Things are going pear-shaped for the Coalition and it should be easy for Labour to capitalise on their problems, but there's a real danger that they'll miss the boat.  Ed M must go, and Labour should beg brother David to step into the breach.  It's not as simple as just saving the Labour party, it's about saving the country from the likes of Dave, Gideon, Nick and Vince.

Friday 3 June 2011

We don't serve your type in here

'Mind your p's and q's', 'Out of sorts', 'Coin (Quoin) a phrase', are all sayings which have their origins in the world of printing.  I recently visited Robert Smail's print workshop in Innerleithen in the Scottish Borders, and it's a wonderful place.  The Smails were inveterate hoarders, and the workshop, owned now by the National Trust for Scotland, is a treasure trove of their work over more than a century.  They saved everything: labels for parcels of wool that went from the mills to customers across the world, the local newspaper, notices of meetings, wedding invitations, and so on - it's great.



You start with the archivist who is painstakingly working her way through a roomful of documents, and then move on to the typesetting room where you set up your name - I of course got it wrong and first time around was gaoB niloC!  The room has the trays of sorts - the name for an individual piece of type - and if you run out then you're out of sorts.  The trays have the capitals in the upper case, and the rest in the lower case - hence the terms we unthinkingly use today.
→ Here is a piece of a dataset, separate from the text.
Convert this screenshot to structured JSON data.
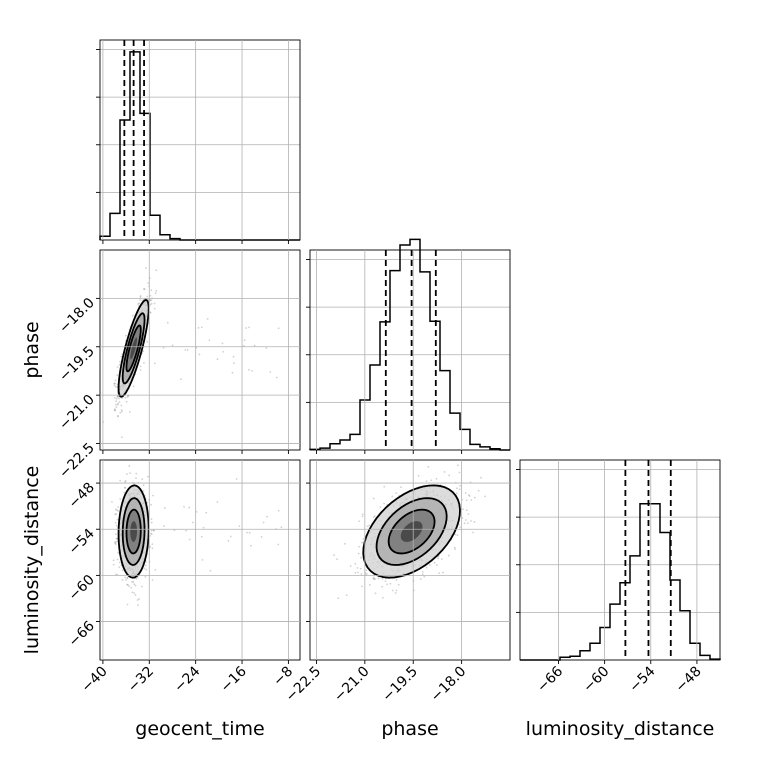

Sorts are a mirror image of the letter they're meant to print, and they're loaded upside down in the composing stick, so it's easy for even an experienced printer to get his p's and q's mixed up.
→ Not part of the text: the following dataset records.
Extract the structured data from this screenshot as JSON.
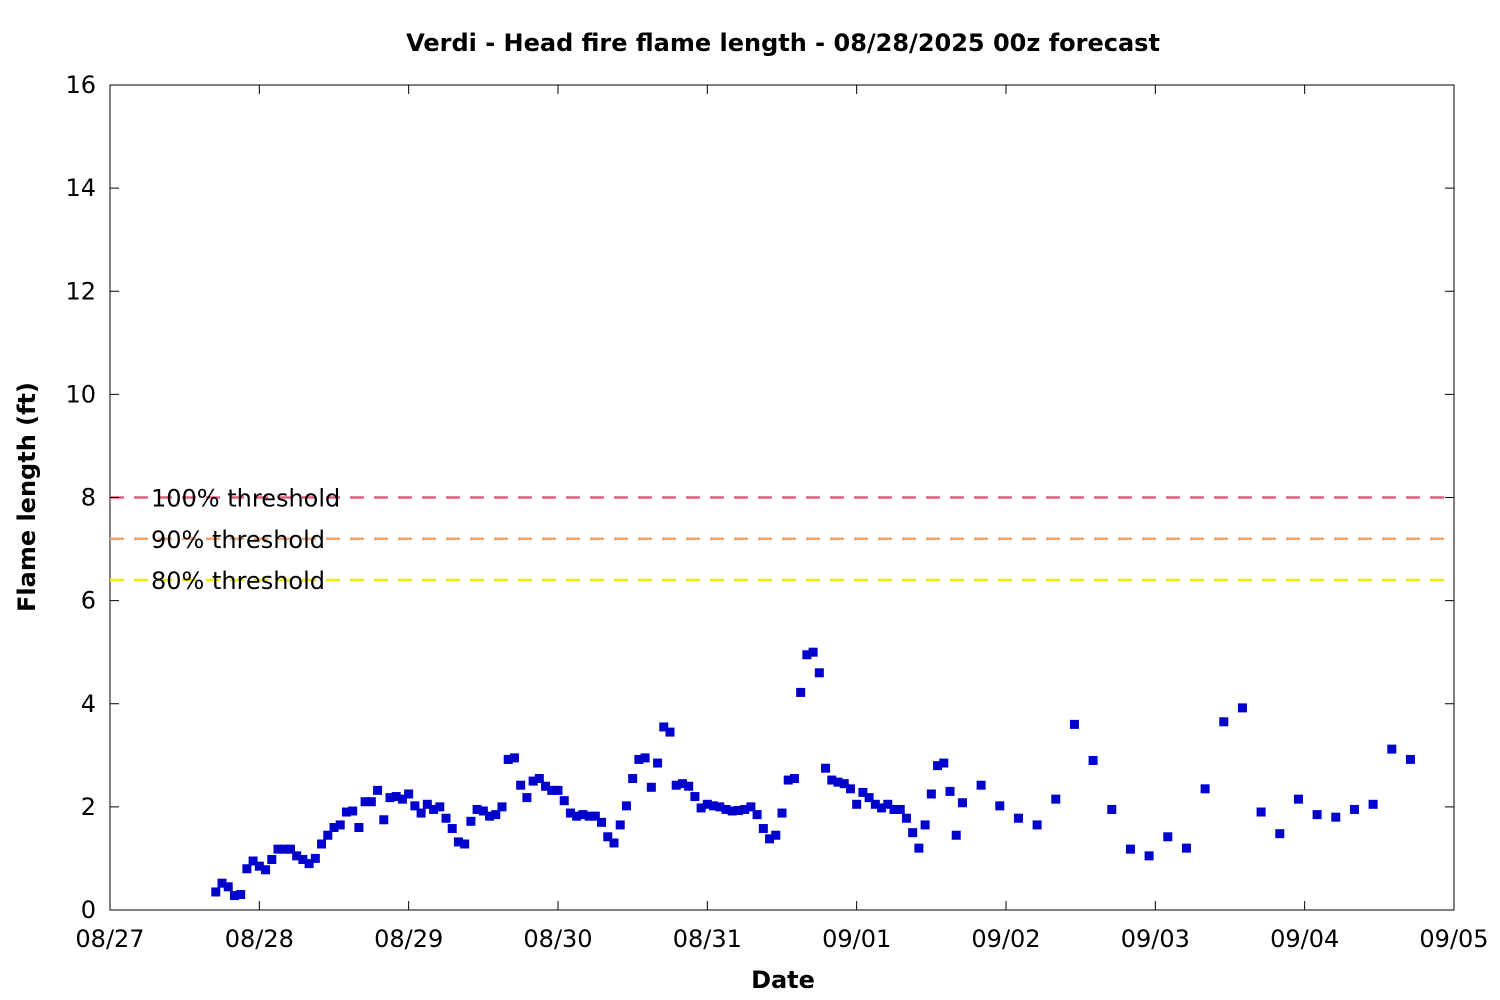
{
  "chart_data": {
    "type": "scatter",
    "title": "Verdi - Head fire flame length - 08/28/2025 00z forecast",
    "xlabel": "Date",
    "ylabel": "Flame length (ft)",
    "xlim": [
      "08/27",
      "09/05"
    ],
    "ylim": [
      0,
      16
    ],
    "x_ticks": [
      "08/27",
      "08/28",
      "08/29",
      "08/30",
      "08/31",
      "09/01",
      "09/02",
      "09/03",
      "09/04",
      "09/05"
    ],
    "y_ticks": [
      0,
      2,
      4,
      6,
      8,
      10,
      12,
      14,
      16
    ],
    "grid": false,
    "reference_lines": [
      {
        "name": "100% threshold",
        "y": 8.0,
        "color": "#e0607e",
        "style": "dashed"
      },
      {
        "name": "90% threshold",
        "y": 7.2,
        "color": "#f4a46a",
        "style": "dashed"
      },
      {
        "name": "80% threshold",
        "y": 6.4,
        "color": "#eeee00",
        "style": "dashed"
      }
    ],
    "series": [
      {
        "color": "#0000cc",
        "marker": "square",
        "points": [
          [
            "08/27 17:00",
            0.35
          ],
          [
            "08/27 18:00",
            0.52
          ],
          [
            "08/27 19:00",
            0.45
          ],
          [
            "08/27 20:00",
            0.28
          ],
          [
            "08/27 21:00",
            0.3
          ],
          [
            "08/27 22:00",
            0.8
          ],
          [
            "08/27 23:00",
            0.95
          ],
          [
            "08/28 00:00",
            0.85
          ],
          [
            "08/28 01:00",
            0.78
          ],
          [
            "08/28 02:00",
            0.98
          ],
          [
            "08/28 03:00",
            1.18
          ],
          [
            "08/28 04:00",
            1.18
          ],
          [
            "08/28 05:00",
            1.18
          ],
          [
            "08/28 06:00",
            1.05
          ],
          [
            "08/28 07:00",
            0.98
          ],
          [
            "08/28 08:00",
            0.9
          ],
          [
            "08/28 09:00",
            1.0
          ],
          [
            "08/28 10:00",
            1.28
          ],
          [
            "08/28 11:00",
            1.45
          ],
          [
            "08/28 12:00",
            1.6
          ],
          [
            "08/28 13:00",
            1.65
          ],
          [
            "08/28 14:00",
            1.9
          ],
          [
            "08/28 15:00",
            1.92
          ],
          [
            "08/28 16:00",
            1.6
          ],
          [
            "08/28 17:00",
            2.1
          ],
          [
            "08/28 18:00",
            2.1
          ],
          [
            "08/28 19:00",
            2.32
          ],
          [
            "08/28 20:00",
            1.75
          ],
          [
            "08/28 21:00",
            2.18
          ],
          [
            "08/28 22:00",
            2.2
          ],
          [
            "08/28 23:00",
            2.15
          ],
          [
            "08/29 00:00",
            2.25
          ],
          [
            "08/29 01:00",
            2.02
          ],
          [
            "08/29 02:00",
            1.88
          ],
          [
            "08/29 03:00",
            2.05
          ],
          [
            "08/29 04:00",
            1.95
          ],
          [
            "08/29 05:00",
            2.0
          ],
          [
            "08/29 06:00",
            1.78
          ],
          [
            "08/29 07:00",
            1.58
          ],
          [
            "08/29 08:00",
            1.32
          ],
          [
            "08/29 09:00",
            1.28
          ],
          [
            "08/29 10:00",
            1.72
          ],
          [
            "08/29 11:00",
            1.95
          ],
          [
            "08/29 12:00",
            1.92
          ],
          [
            "08/29 13:00",
            1.82
          ],
          [
            "08/29 14:00",
            1.85
          ],
          [
            "08/29 15:00",
            2.0
          ],
          [
            "08/29 16:00",
            2.92
          ],
          [
            "08/29 17:00",
            2.95
          ],
          [
            "08/29 18:00",
            2.42
          ],
          [
            "08/29 19:00",
            2.18
          ],
          [
            "08/29 20:00",
            2.5
          ],
          [
            "08/29 21:00",
            2.55
          ],
          [
            "08/29 22:00",
            2.4
          ],
          [
            "08/29 23:00",
            2.32
          ],
          [
            "08/30 00:00",
            2.32
          ],
          [
            "08/30 01:00",
            2.12
          ],
          [
            "08/30 02:00",
            1.88
          ],
          [
            "08/30 03:00",
            1.82
          ],
          [
            "08/30 04:00",
            1.85
          ],
          [
            "08/30 05:00",
            1.82
          ],
          [
            "08/30 06:00",
            1.82
          ],
          [
            "08/30 07:00",
            1.7
          ],
          [
            "08/30 08:00",
            1.42
          ],
          [
            "08/30 09:00",
            1.3
          ],
          [
            "08/30 10:00",
            1.65
          ],
          [
            "08/30 11:00",
            2.02
          ],
          [
            "08/30 12:00",
            2.55
          ],
          [
            "08/30 13:00",
            2.92
          ],
          [
            "08/30 14:00",
            2.95
          ],
          [
            "08/30 15:00",
            2.38
          ],
          [
            "08/30 16:00",
            2.85
          ],
          [
            "08/30 17:00",
            3.55
          ],
          [
            "08/30 18:00",
            3.45
          ],
          [
            "08/30 19:00",
            2.42
          ],
          [
            "08/30 20:00",
            2.45
          ],
          [
            "08/30 21:00",
            2.4
          ],
          [
            "08/30 22:00",
            2.2
          ],
          [
            "08/30 23:00",
            1.98
          ],
          [
            "08/31 00:00",
            2.05
          ],
          [
            "08/31 01:00",
            2.02
          ],
          [
            "08/31 02:00",
            2.0
          ],
          [
            "08/31 03:00",
            1.95
          ],
          [
            "08/31 04:00",
            1.92
          ],
          [
            "08/31 05:00",
            1.93
          ],
          [
            "08/31 06:00",
            1.95
          ],
          [
            "08/31 07:00",
            2.0
          ],
          [
            "08/31 08:00",
            1.85
          ],
          [
            "08/31 09:00",
            1.58
          ],
          [
            "08/31 10:00",
            1.38
          ],
          [
            "08/31 11:00",
            1.45
          ],
          [
            "08/31 12:00",
            1.88
          ],
          [
            "08/31 13:00",
            2.52
          ],
          [
            "08/31 14:00",
            2.55
          ],
          [
            "08/31 15:00",
            4.22
          ],
          [
            "08/31 16:00",
            4.95
          ],
          [
            "08/31 17:00",
            5.0
          ],
          [
            "08/31 18:00",
            4.6
          ],
          [
            "08/31 19:00",
            2.75
          ],
          [
            "08/31 20:00",
            2.52
          ],
          [
            "08/31 21:00",
            2.48
          ],
          [
            "08/31 22:00",
            2.45
          ],
          [
            "08/31 23:00",
            2.35
          ],
          [
            "09/01 00:00",
            2.05
          ],
          [
            "09/01 01:00",
            2.28
          ],
          [
            "09/01 02:00",
            2.18
          ],
          [
            "09/01 03:00",
            2.05
          ],
          [
            "09/01 04:00",
            1.98
          ],
          [
            "09/01 05:00",
            2.05
          ],
          [
            "09/01 06:00",
            1.95
          ],
          [
            "09/01 07:00",
            1.95
          ],
          [
            "09/01 08:00",
            1.78
          ],
          [
            "09/01 09:00",
            1.5
          ],
          [
            "09/01 10:00",
            1.2
          ],
          [
            "09/01 11:00",
            1.65
          ],
          [
            "09/01 12:00",
            2.25
          ],
          [
            "09/01 13:00",
            2.8
          ],
          [
            "09/01 14:00",
            2.85
          ],
          [
            "09/01 15:00",
            2.3
          ],
          [
            "09/01 16:00",
            1.45
          ],
          [
            "09/01 17:00",
            2.08
          ],
          [
            "09/01 20:00",
            2.42
          ],
          [
            "09/01 23:00",
            2.02
          ],
          [
            "09/02 02:00",
            1.78
          ],
          [
            "09/02 05:00",
            1.65
          ],
          [
            "09/02 08:00",
            2.15
          ],
          [
            "09/02 11:00",
            3.6
          ],
          [
            "09/02 14:00",
            2.9
          ],
          [
            "09/02 17:00",
            1.95
          ],
          [
            "09/02 20:00",
            1.18
          ],
          [
            "09/02 23:00",
            1.05
          ],
          [
            "09/03 02:00",
            1.42
          ],
          [
            "09/03 05:00",
            1.2
          ],
          [
            "09/03 08:00",
            2.35
          ],
          [
            "09/03 11:00",
            3.65
          ],
          [
            "09/03 14:00",
            3.92
          ],
          [
            "09/03 17:00",
            1.9
          ],
          [
            "09/03 20:00",
            1.48
          ],
          [
            "09/03 23:00",
            2.15
          ],
          [
            "09/04 02:00",
            1.85
          ],
          [
            "09/04 05:00",
            1.8
          ],
          [
            "09/04 08:00",
            1.95
          ],
          [
            "09/04 11:00",
            2.05
          ],
          [
            "09/04 14:00",
            3.12
          ],
          [
            "09/04 17:00",
            2.92
          ]
        ]
      }
    ]
  }
}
You then move on to the print room where there are four wonderful old presses which still work - the printers who tell you about the machines actually use them because the Trust runs a small printing business. 

It is a wonderful place to visit and it doesn't half give you food for thought.  We change fonts all the time on our PCs, and we use italics and bold as a matter of course: at one time every one of those changes involved a different set of trays.  I'm reading Andrew Garfield's 'Just My Type' at present and it reminded me that it was as recent as 1984, when the first Mac was launched, that different fonts became available to anyone who wasn't a printer.



The book is fascinating, and Smail's makes for an absorbing visit - if you're ever up north of the border don't miss out on visiting it.